Festive Demand Surge vs. Credit Risk
Spikes in ticket sizes from smartphones and home appliances to entry-level cars are beginning to test the system. When loan approval filters loosen even slightly, these bigger-ticket loans can quickly show up as first-EMI misses, an early red flag for lenders.Recent bureau data underline why vigilance is growing. Personal loan growth slowed sharply to 8.7% year-on-year, touching INR 14.9 lakh crore in the first quarter of FY26. At the same time, analysts note a steady build-up in long-term stress (PAR 360+) and a visible shift in market share towards NBFCs, whose share in new loan originations (by value) has climbed from 38% in Q1 FY25 to 40.6% in Q1 FY26.
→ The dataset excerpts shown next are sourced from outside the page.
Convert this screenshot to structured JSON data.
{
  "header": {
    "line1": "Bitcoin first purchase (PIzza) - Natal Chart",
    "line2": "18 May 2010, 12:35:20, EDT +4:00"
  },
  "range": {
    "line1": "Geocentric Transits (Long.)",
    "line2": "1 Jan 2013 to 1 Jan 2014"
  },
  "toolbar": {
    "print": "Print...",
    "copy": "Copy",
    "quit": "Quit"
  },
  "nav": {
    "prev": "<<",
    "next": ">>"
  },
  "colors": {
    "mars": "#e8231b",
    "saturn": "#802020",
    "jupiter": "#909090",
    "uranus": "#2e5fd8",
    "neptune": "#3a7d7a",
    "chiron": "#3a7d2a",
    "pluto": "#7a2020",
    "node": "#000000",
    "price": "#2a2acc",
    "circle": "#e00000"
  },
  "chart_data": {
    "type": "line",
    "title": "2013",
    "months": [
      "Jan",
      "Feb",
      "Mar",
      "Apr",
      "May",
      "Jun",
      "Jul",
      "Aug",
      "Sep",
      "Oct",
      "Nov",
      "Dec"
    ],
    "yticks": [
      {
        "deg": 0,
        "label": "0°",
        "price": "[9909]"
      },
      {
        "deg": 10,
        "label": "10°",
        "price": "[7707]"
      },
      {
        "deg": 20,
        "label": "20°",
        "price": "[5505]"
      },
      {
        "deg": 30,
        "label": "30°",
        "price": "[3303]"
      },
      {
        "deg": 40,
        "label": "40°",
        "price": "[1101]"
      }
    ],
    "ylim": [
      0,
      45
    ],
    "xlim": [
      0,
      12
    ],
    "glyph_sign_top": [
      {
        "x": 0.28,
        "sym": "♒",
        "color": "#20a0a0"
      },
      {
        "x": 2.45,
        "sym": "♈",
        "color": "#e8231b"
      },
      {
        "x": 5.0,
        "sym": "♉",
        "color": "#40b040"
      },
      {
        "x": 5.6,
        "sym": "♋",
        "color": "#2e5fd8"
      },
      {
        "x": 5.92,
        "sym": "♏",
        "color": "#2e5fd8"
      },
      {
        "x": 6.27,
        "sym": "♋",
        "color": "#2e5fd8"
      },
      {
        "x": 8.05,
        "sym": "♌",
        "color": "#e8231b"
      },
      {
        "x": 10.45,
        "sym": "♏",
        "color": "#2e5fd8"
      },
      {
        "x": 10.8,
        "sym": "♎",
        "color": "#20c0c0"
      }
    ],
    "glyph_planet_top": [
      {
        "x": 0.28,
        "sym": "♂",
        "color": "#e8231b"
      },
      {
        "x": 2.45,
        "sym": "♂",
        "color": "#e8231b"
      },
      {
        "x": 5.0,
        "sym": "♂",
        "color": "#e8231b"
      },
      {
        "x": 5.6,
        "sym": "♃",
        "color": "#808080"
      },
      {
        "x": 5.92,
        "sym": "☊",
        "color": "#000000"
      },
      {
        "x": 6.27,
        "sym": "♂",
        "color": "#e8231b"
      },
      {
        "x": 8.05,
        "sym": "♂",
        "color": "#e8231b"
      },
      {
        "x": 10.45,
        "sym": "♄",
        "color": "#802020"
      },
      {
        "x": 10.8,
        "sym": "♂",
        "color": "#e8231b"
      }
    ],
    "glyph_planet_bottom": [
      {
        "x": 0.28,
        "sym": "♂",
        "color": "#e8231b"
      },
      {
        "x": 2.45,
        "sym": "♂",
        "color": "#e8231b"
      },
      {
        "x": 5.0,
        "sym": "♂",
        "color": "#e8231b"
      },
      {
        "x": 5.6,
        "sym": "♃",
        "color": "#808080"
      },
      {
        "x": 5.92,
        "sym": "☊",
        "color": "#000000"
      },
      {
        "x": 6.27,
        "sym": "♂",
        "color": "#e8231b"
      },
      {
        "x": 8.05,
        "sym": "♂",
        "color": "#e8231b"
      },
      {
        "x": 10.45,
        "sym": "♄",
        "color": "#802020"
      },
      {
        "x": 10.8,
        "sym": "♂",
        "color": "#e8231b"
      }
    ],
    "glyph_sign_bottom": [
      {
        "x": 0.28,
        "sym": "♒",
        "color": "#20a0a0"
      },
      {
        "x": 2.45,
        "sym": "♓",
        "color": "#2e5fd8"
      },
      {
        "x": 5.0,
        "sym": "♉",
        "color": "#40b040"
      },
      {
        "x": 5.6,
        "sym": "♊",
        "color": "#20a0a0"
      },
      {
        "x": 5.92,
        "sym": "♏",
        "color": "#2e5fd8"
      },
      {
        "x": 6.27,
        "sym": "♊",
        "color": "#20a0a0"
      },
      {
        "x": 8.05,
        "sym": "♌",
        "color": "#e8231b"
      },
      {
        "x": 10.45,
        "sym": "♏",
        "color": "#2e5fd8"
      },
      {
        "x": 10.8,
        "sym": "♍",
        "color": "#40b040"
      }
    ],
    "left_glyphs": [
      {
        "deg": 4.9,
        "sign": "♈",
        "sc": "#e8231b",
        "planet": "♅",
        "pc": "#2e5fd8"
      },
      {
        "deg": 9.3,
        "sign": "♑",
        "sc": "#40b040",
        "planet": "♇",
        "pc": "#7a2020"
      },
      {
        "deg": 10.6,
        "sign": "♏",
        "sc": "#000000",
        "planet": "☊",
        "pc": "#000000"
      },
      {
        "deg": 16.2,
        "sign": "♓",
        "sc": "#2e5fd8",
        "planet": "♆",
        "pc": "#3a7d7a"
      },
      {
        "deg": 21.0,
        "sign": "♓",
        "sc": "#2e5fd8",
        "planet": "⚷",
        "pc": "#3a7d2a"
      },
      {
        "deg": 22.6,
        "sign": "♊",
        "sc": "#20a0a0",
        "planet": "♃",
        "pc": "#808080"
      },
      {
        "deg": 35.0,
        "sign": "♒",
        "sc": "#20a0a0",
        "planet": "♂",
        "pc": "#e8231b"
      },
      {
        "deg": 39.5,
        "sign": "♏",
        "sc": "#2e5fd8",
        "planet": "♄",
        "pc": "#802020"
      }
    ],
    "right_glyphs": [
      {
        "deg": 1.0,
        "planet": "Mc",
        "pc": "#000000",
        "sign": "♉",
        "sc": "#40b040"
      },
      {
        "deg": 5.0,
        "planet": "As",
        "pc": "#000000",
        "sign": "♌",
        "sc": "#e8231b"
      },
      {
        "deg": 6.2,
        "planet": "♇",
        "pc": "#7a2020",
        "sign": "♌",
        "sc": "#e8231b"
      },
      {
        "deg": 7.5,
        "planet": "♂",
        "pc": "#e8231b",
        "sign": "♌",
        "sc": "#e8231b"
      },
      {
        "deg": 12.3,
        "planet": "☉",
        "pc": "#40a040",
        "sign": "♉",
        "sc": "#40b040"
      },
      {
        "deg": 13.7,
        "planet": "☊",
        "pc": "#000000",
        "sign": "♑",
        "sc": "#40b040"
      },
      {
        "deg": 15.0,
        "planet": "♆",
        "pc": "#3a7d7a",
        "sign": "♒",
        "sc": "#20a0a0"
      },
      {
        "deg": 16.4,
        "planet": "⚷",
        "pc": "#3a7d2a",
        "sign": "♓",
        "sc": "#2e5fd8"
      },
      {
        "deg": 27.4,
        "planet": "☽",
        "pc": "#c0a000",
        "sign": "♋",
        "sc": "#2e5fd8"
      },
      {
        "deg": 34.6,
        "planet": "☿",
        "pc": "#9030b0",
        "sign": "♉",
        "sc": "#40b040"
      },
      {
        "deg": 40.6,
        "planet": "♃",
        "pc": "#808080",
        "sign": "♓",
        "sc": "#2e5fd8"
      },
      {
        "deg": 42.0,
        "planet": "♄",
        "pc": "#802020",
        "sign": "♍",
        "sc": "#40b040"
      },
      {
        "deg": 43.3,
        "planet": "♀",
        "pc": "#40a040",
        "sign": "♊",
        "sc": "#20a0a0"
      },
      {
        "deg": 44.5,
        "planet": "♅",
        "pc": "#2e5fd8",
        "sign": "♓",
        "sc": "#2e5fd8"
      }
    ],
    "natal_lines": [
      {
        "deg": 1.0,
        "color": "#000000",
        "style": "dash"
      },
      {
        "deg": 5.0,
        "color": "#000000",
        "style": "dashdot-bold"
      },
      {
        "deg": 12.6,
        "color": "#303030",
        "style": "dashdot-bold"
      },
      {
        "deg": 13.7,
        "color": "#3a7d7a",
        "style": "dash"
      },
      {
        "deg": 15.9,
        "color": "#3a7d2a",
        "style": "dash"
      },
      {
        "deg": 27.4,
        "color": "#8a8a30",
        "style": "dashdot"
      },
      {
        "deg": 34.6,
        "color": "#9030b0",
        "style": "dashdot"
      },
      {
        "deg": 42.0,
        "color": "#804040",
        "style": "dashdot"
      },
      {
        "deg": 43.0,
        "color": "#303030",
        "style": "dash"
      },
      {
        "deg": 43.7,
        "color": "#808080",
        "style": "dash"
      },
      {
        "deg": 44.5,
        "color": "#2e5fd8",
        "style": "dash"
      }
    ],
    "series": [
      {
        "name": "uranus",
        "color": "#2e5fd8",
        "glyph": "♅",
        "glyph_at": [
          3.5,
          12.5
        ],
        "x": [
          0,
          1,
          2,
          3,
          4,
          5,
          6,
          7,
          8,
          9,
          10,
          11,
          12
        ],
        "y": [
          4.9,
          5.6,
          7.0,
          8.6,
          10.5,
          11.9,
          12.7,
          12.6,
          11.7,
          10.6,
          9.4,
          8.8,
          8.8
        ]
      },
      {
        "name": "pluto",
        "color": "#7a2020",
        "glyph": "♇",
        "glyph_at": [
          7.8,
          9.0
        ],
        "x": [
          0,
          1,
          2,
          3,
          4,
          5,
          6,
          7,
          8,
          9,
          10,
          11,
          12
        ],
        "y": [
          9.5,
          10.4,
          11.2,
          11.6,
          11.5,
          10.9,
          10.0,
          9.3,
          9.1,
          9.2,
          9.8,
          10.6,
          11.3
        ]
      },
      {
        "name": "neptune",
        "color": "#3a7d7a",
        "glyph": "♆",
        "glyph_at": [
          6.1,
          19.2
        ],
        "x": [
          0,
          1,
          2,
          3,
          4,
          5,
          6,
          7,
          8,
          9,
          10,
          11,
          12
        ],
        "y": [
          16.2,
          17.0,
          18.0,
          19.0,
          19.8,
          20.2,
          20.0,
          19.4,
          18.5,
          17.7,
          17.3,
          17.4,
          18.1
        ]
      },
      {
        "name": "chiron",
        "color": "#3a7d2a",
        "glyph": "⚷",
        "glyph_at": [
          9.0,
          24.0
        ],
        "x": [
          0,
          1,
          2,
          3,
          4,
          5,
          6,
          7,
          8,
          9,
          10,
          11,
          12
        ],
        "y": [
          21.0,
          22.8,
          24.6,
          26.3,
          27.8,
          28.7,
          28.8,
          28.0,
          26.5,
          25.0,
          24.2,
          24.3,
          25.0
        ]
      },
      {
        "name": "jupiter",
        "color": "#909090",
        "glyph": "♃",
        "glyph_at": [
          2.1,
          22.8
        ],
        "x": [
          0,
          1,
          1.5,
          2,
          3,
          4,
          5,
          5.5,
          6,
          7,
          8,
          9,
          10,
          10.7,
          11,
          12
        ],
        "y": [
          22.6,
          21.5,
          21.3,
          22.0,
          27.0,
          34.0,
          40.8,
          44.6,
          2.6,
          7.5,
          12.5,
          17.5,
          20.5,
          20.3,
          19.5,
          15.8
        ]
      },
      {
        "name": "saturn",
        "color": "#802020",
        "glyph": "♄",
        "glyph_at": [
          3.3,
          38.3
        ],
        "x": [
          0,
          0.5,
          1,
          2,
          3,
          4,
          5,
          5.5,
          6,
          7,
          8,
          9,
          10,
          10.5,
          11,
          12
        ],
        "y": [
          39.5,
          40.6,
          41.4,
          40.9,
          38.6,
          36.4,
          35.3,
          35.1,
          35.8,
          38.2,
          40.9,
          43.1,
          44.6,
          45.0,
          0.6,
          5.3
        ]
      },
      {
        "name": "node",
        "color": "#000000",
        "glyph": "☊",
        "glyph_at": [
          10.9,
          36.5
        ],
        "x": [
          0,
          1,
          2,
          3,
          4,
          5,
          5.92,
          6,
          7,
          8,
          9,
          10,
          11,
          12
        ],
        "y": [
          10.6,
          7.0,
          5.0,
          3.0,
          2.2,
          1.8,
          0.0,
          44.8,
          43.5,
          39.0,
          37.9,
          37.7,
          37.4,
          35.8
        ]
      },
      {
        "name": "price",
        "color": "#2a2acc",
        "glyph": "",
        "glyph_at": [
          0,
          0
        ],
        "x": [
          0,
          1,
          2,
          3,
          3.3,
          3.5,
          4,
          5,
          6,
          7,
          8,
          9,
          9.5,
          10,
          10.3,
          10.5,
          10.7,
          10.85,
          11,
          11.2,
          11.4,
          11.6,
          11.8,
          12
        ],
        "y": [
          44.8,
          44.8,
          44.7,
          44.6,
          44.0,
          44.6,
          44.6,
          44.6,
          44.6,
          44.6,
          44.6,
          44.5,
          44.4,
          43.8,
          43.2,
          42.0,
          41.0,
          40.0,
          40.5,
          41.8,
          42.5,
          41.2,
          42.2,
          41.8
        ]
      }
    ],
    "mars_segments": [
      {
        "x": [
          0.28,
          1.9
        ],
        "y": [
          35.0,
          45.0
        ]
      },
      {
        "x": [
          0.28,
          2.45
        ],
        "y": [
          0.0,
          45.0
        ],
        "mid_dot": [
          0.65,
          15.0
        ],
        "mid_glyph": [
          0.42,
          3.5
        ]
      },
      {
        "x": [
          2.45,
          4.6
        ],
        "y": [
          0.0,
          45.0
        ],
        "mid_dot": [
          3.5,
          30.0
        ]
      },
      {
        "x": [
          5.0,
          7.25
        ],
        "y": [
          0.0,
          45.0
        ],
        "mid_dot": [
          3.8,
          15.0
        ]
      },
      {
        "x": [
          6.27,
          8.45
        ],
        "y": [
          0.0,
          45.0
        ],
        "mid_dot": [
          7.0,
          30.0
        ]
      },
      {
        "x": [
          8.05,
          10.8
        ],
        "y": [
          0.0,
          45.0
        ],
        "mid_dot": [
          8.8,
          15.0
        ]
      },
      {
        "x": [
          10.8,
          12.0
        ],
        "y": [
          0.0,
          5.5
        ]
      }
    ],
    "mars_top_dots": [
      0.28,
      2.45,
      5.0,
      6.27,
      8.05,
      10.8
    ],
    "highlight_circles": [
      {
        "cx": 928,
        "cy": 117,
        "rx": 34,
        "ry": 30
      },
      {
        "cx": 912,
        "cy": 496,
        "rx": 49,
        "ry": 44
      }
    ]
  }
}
Real-Time Data Solution: Lenders are standardising a control stack that includes live approval-rate telemetry (TransUnion CIBIL – Credit Market Indicator), average ticket monitoring (CRIF – How India Lends, Jun 2025), and first-EMI success checks. At the same time, institutions are expanding AA-based bank-data pulls to reduce thin-file ambiguity and accelerate clean approvals; with INR 1.67 lakh crore routed through AA in FY25 across 1.89 crore loans, verified cash-flow data has moved from pilot to scale.

Future Outlook
Near-term demand looks resilient. GST-linked price relief plus frictionless, short-tenure EMIs should keep volumes buoyant into the next quarter, with a visible tilt toward better configurations as perceived value improves. The online channel’s momentum, as indicated by Redseer’s Festive 2025 forecast, supports a broad-based lift rather than a brand-specific spike. For lenders, the playbook to operate is quite straightforward: keep cut-offs dynamic using real-time approval signals (TransUnion CIBIL CMI), privilege shorter tenures where subvention economics apply (Home Credit 2024), and anchor instant decisions in consented bank data via AA so approvals rise without compromising delinquency bands (Sahamati Impact Report).
Conclusion
Festive 2025 is as much a test of discipline as it is a test of demand. GST 2.0 lowers effective prices; EMIs widen access; AA improves visibility. The task is to convert a seasonal surge into healthier portfolios: approve the right customer, on the right terms, with time-bound “no-cost” structures and verified cash-flow data. With persistent strain in certain pockets, lenders need to redouble efforts to strengthen underwriting levers, progressing on risk modelling and scaling digital-first recovery strategies for building long-term resilience. This shift demands not only more forceful intention but also the appropriate intelligence and infrastructure. Platforms like Think360.ai are activating forward-looking institutions to transform from reactive risk management into predictive, data-driven decisions and render resilience not just a goal, but an opportunity for competitive advantage. Done well, the outcome is stronger sell-through for brands, simpler affordability for households, and steadier credit performance into early 2026 exactly the balance the ecosystem should aim for.